Source: DEV Community

Engineering & Research

🧩 Google's Generative UI Standard

Google just dropped A2UI v0.9, a framework-agnostic protocol that lets AI agents build UI elements on the fly. It ships with a React renderer and an Agent SDK, making dynamic, agent-driven interfaces a whole lot easier to implement.

Source: The Decoder

🔧 Fixing Fine-Tuning for Model Editing

A new ICLR 2026 paper argues that fine-tuning isn't inherently bad for model editing—we've just been doing it wrong.
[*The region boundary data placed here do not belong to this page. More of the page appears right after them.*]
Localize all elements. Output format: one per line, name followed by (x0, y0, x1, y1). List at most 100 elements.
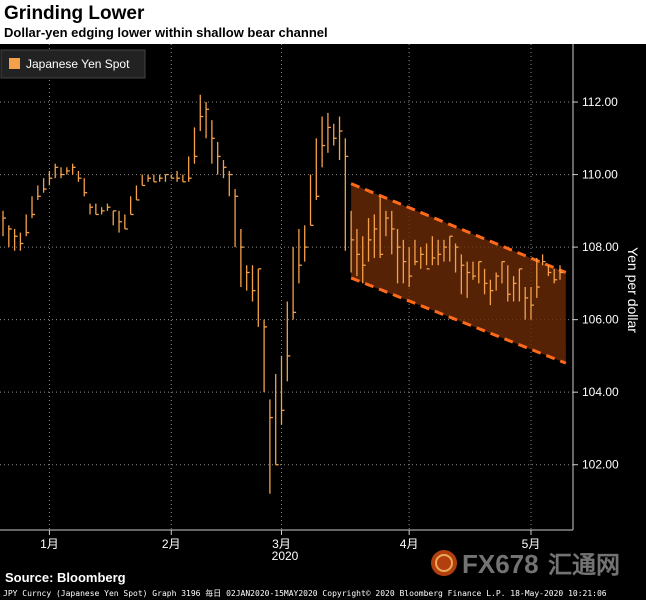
price-bar (71, 163, 76, 175)
price-bar (385, 210, 389, 237)
y-tick-label: 106.00 (582, 313, 619, 327)
chart-subtitle: Dollar-yen edging lower within shallow b… (4, 25, 328, 40)
price-bar (141, 174, 146, 187)
price-bar (530, 287, 534, 320)
price-bar (338, 116, 343, 161)
price-bar (176, 170, 181, 182)
price-bar (89, 203, 94, 215)
price-bar (304, 225, 308, 262)
x-tick-label: 1月 (40, 537, 59, 551)
y-tick-label: 110.00 (582, 168, 618, 182)
y-tick-label: 102.00 (582, 458, 619, 472)
price-bar (344, 138, 349, 251)
footer-text: JPY Curncy (Japanese Yen Spot) Graph 319… (3, 589, 607, 598)
price-bar (280, 355, 285, 425)
price-bar (298, 228, 302, 284)
price-bar (420, 247, 424, 269)
x-tick-label: 4月 (400, 537, 419, 551)
price-bar (292, 247, 297, 320)
price-bar (188, 156, 192, 182)
price-bar (66, 167, 70, 175)
channel-fill (351, 183, 566, 364)
price-bar (472, 261, 476, 280)
price-bar (37, 185, 41, 200)
y-tick-label: 108.00 (582, 240, 619, 254)
price-bar (234, 189, 239, 248)
footer-background (0, 572, 646, 600)
price-bar (263, 319, 268, 393)
price-bar (54, 163, 59, 179)
price-bar (251, 265, 256, 302)
source-label: Source: Bloomberg (5, 570, 126, 585)
x-axis: 1月 2月 3月 4月 5月 (0, 529, 573, 551)
price-bar (495, 272, 500, 291)
price-bar (100, 207, 105, 215)
price-bars (2, 94, 563, 494)
watermark-globe-icon (431, 550, 457, 576)
price-bar (170, 174, 175, 179)
price-bar (512, 276, 517, 302)
x-tick-label: 5月 (522, 537, 541, 551)
price-bar (222, 160, 227, 179)
y-axis-label: Yen per dollar (625, 247, 641, 333)
price-bar (507, 265, 511, 302)
price-bar (106, 203, 111, 211)
price-bar (437, 239, 442, 266)
price-bar (19, 232, 24, 251)
price-bar (466, 261, 471, 298)
price-bar (269, 399, 273, 494)
bear-channel (350, 182, 567, 365)
price-bar (2, 210, 6, 237)
x-tick-label: 2月 (162, 537, 181, 551)
price-bar (60, 167, 65, 179)
price-bar (402, 239, 407, 284)
price-bar (228, 170, 233, 197)
price-bar (124, 214, 128, 230)
price-bar (408, 247, 413, 287)
price-bar (559, 265, 563, 280)
watermark-brand: FX678 (462, 549, 539, 579)
price-bar (275, 374, 279, 466)
price-bar (83, 178, 88, 197)
price-bar (379, 196, 384, 258)
legend-label: Japanese Yen Spot (26, 57, 130, 71)
price-bar (350, 210, 355, 273)
price-bar (333, 123, 337, 146)
x-tick-label: 3月 (272, 537, 291, 551)
price-bar (164, 173, 169, 182)
price-bar (182, 174, 186, 183)
y-axis: 102.00 104.00 106.00 108.00 110.00 112.00 (572, 44, 619, 530)
legend-swatch (9, 58, 20, 69)
price-bar (8, 225, 12, 248)
price-bar (431, 236, 436, 266)
price-bar (31, 196, 36, 219)
price-bar (315, 138, 320, 200)
price-bar (547, 265, 552, 277)
y-tick-label: 112.00 (582, 95, 618, 109)
price-bar (327, 112, 331, 153)
price-bar (77, 170, 82, 182)
price-bar (541, 254, 546, 266)
price-bar (118, 210, 123, 233)
price-bar (217, 141, 221, 175)
price-bar (240, 228, 244, 287)
y-tick-label: 104.00 (582, 385, 619, 399)
price-bar (147, 174, 152, 182)
price-bar (112, 210, 117, 226)
price-bar (95, 203, 99, 216)
watermark-logo: FX678 汇通网 (428, 545, 643, 579)
price-bar (391, 210, 395, 255)
price-bar (524, 287, 529, 320)
price-bar (367, 218, 372, 262)
price-bar (489, 279, 494, 306)
price-bar (159, 174, 163, 182)
price-bar (48, 170, 53, 186)
price-bar (129, 196, 134, 216)
price-bar (373, 214, 378, 258)
price-bar (205, 102, 210, 139)
price-bar (501, 260, 505, 284)
price-bar (425, 243, 430, 270)
price-bar (553, 268, 558, 284)
price-bar (443, 239, 447, 262)
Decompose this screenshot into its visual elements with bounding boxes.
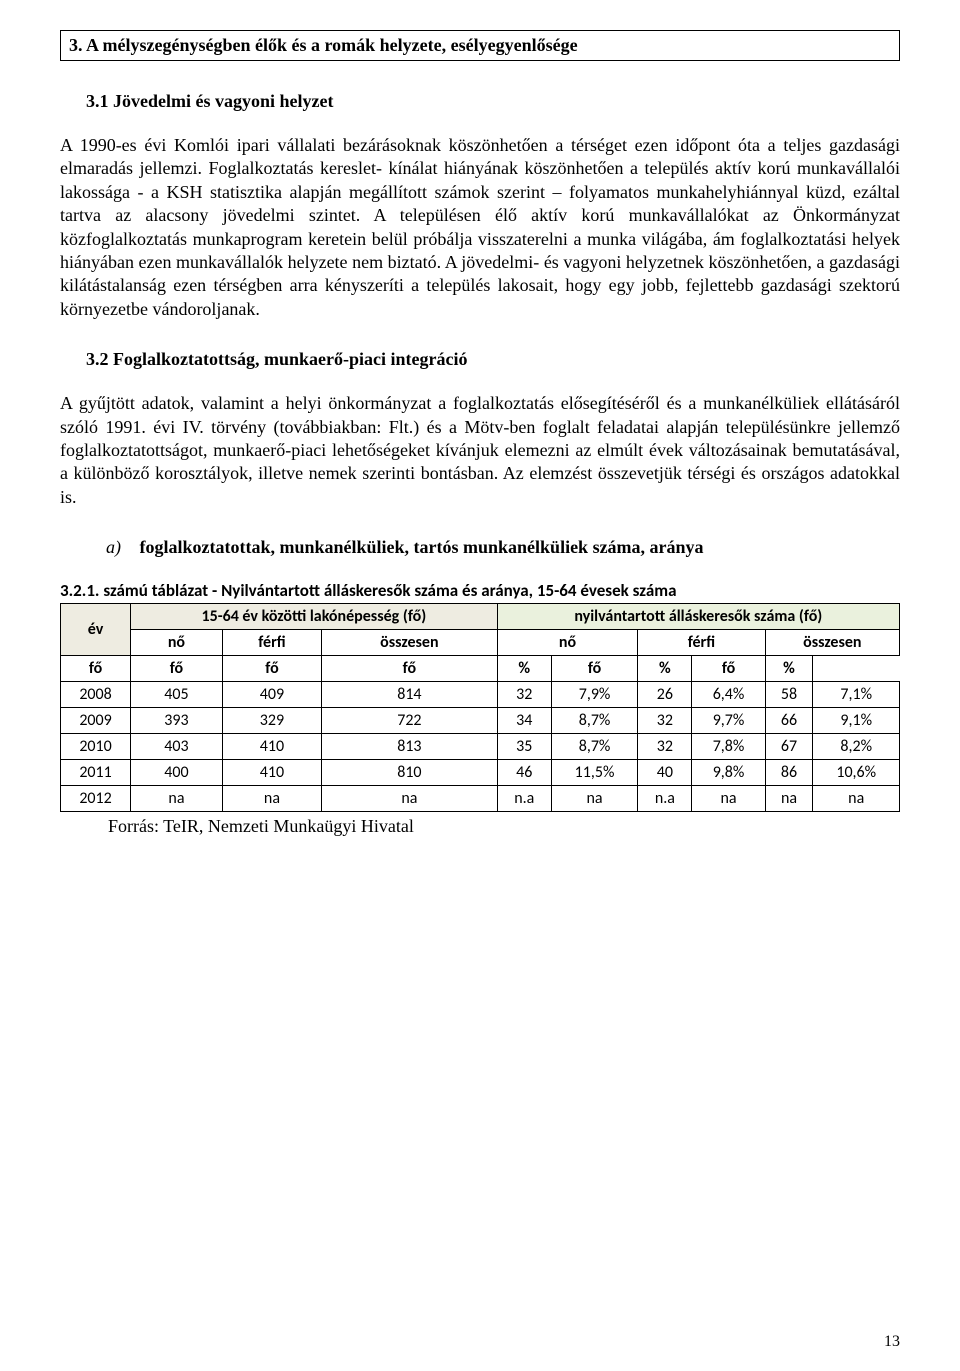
table-header-row-3: fő fő fő fő % fő % fő %	[61, 656, 900, 682]
list-item-a: a) foglalkoztatottak, munkanélküliek, ta…	[60, 537, 900, 558]
table-cell: 410	[222, 734, 321, 760]
table-cell: 2008	[61, 682, 131, 708]
table-cell: 32	[638, 708, 692, 734]
unit-fo-5: fő	[551, 656, 637, 682]
section-3-title-box: 3. A mélyszegénységben élők és a romák h…	[60, 30, 900, 61]
table-cell: 810	[322, 760, 498, 786]
col-seekers: nyilvántartott álláskeresők száma (fő)	[497, 604, 899, 630]
col-seek-no: nő	[497, 630, 638, 656]
table-cell: 32	[497, 682, 551, 708]
table-cell: n.a	[638, 786, 692, 812]
table-head: év 15-64 év közötti lakónépesség (fő) ny…	[61, 604, 900, 682]
table-cell: na	[322, 786, 498, 812]
unit-fo-6: fő	[692, 656, 765, 682]
section-3-2-heading: 3.2 Foglalkoztatottság, munkaerő-piaci i…	[60, 349, 900, 370]
table-cell: 410	[222, 760, 321, 786]
table-cell: 2010	[61, 734, 131, 760]
table-cell: 2009	[61, 708, 131, 734]
table-cell: na	[551, 786, 637, 812]
table-3-2-1: év 15-64 év közötti lakónépesség (fő) ny…	[60, 603, 900, 812]
table-cell: na	[813, 786, 900, 812]
table-cell: 813	[322, 734, 498, 760]
table-cell: 722	[322, 708, 498, 734]
table-cell: na	[692, 786, 765, 812]
table-cell: 393	[131, 708, 223, 734]
list-label: foglalkoztatottak, munkanélküliek, tartó…	[140, 537, 704, 557]
table-source: Forrás: TeIR, Nemzeti Munkaügyi Hivatal	[108, 816, 900, 837]
table-row: 2008405409814327,9%266,4%587,1%	[61, 682, 900, 708]
table-cell: 8,7%	[551, 708, 637, 734]
table-cell: na	[222, 786, 321, 812]
table-cell: 405	[131, 682, 223, 708]
table-cell: 8,7%	[551, 734, 637, 760]
table-cell: 6,4%	[692, 682, 765, 708]
table-cell: 9,8%	[692, 760, 765, 786]
table-cell: 67	[765, 734, 813, 760]
page-number: 13	[884, 1333, 900, 1351]
table-cell: 403	[131, 734, 223, 760]
table-cell: 7,9%	[551, 682, 637, 708]
table-cell: 814	[322, 682, 498, 708]
section-3-1-heading: 3.1 Jövedelmi és vagyoni helyzet	[60, 91, 900, 112]
table-cell: 11,5%	[551, 760, 637, 786]
table-cell: 7,1%	[813, 682, 900, 708]
col-ev: év	[61, 604, 131, 656]
table-row: 2010403410813358,7%327,8%678,2%	[61, 734, 900, 760]
table-cell: 58	[765, 682, 813, 708]
list-marker: a)	[106, 537, 121, 557]
unit-pct-2: %	[638, 656, 692, 682]
table-cell: 8,2%	[813, 734, 900, 760]
table-body: 2008405409814327,9%266,4%587,1%200939332…	[61, 682, 900, 812]
col-pop-ossz: összesen	[322, 630, 498, 656]
table-cell: 26	[638, 682, 692, 708]
table-header-row-2: nő férfi összesen nő férfi összesen	[61, 630, 900, 656]
table-cell: 9,1%	[813, 708, 900, 734]
unit-fo-1: fő	[61, 656, 131, 682]
table-cell: 329	[222, 708, 321, 734]
table-cell: 7,8%	[692, 734, 765, 760]
table-cell: 400	[131, 760, 223, 786]
table-row: 2012nananan.anan.ananana	[61, 786, 900, 812]
col-seek-ossz: összesen	[765, 630, 899, 656]
section-3-1-paragraph: A 1990-es évi Komlói ipari vállalati bez…	[60, 134, 900, 321]
table-row: 20114004108104611,5%409,8%8610,6%	[61, 760, 900, 786]
table-cell: 46	[497, 760, 551, 786]
table-row: 2009393329722348,7%329,7%669,1%	[61, 708, 900, 734]
col-pop-no: nő	[131, 630, 223, 656]
col-pop: 15-64 év közötti lakónépesség (fő)	[131, 604, 498, 630]
table-cell: n.a	[497, 786, 551, 812]
table-cell: 40	[638, 760, 692, 786]
col-pop-ferfi: férfi	[222, 630, 321, 656]
table-header-row-1: év 15-64 év közötti lakónépesség (fő) ny…	[61, 604, 900, 630]
table-cell: 32	[638, 734, 692, 760]
table-cell: 34	[497, 708, 551, 734]
document-page: 3. A mélyszegénységben élők és a romák h…	[0, 0, 960, 1371]
table-cell: 66	[765, 708, 813, 734]
table-cell: 2011	[61, 760, 131, 786]
col-seek-ferfi: férfi	[638, 630, 765, 656]
table-cell: 86	[765, 760, 813, 786]
table-cell: 35	[497, 734, 551, 760]
section-3-title: 3. A mélyszegénységben élők és a romák h…	[69, 35, 891, 56]
unit-fo-3: fő	[222, 656, 321, 682]
unit-pct-3: %	[765, 656, 813, 682]
unit-pct-1: %	[497, 656, 551, 682]
unit-fo-2: fő	[131, 656, 223, 682]
section-3-2-paragraph: A gyűjtött adatok, valamint a helyi önko…	[60, 392, 900, 509]
table-cell: 409	[222, 682, 321, 708]
table-cell: 9,7%	[692, 708, 765, 734]
unit-fo-4: fő	[322, 656, 498, 682]
table-cell: 2012	[61, 786, 131, 812]
table-cell: na	[765, 786, 813, 812]
table-cell: 10,6%	[813, 760, 900, 786]
table-3-2-1-title: 3.2.1. számú táblázat - Nyilvántartott á…	[60, 580, 900, 601]
table-cell: na	[131, 786, 223, 812]
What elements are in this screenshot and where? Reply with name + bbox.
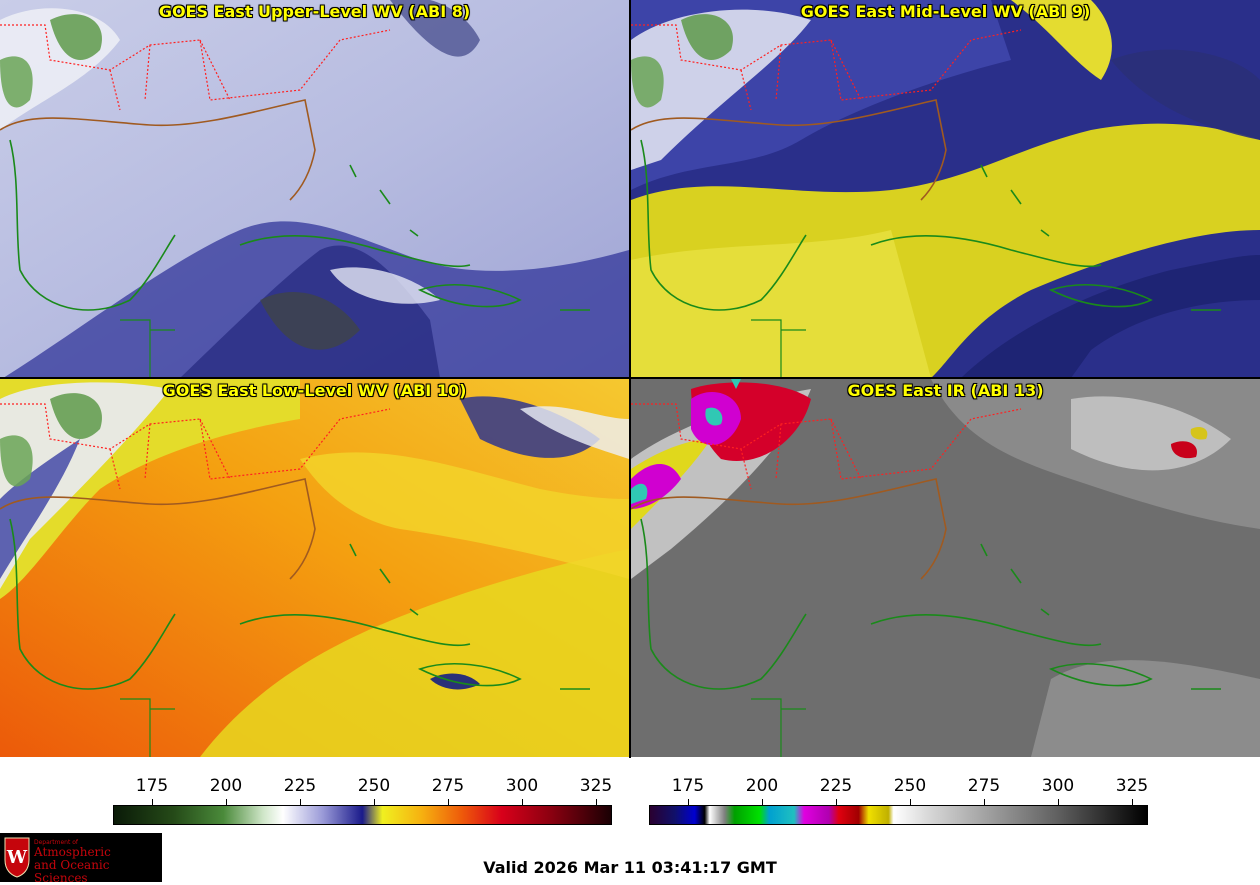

By switching from a sequential depth-first pipeline to a standard breadth-first approach with mini-batch optimization, researchers drastically improved effectiveness.

Source: ICLR

📊 Bayesian Optimization Meets LLMs

IBM Research proposes ToSFiT, a scalable alternative to traditional Bayesian optimization in discrete spaces. By fine-tuning prompt-conditioned LLMs to parameterize the probability of maximum reward, they bypass the computational nightmare of acquisition function maximization.

Source: IBM Research

Odds & Ends

🐛 AI Hallucinates, cURL Maintainers Suffer

The open-source tool cURL is being absolutely swamped by AI-generated bug reports. It turns out that letting an LLM confidently hallucinate security vulnerabilities creates a massive moderation headache for human maintainers.

Source: Tech in Asia

Just a Casual Day Firing Lasers

Ever wonder what it's like to operate one of America's most powerful lasers for stellar physics research? It involves a lot of safety protocols, massive energy spikes, and the kind of science that makes sci-fi look tame.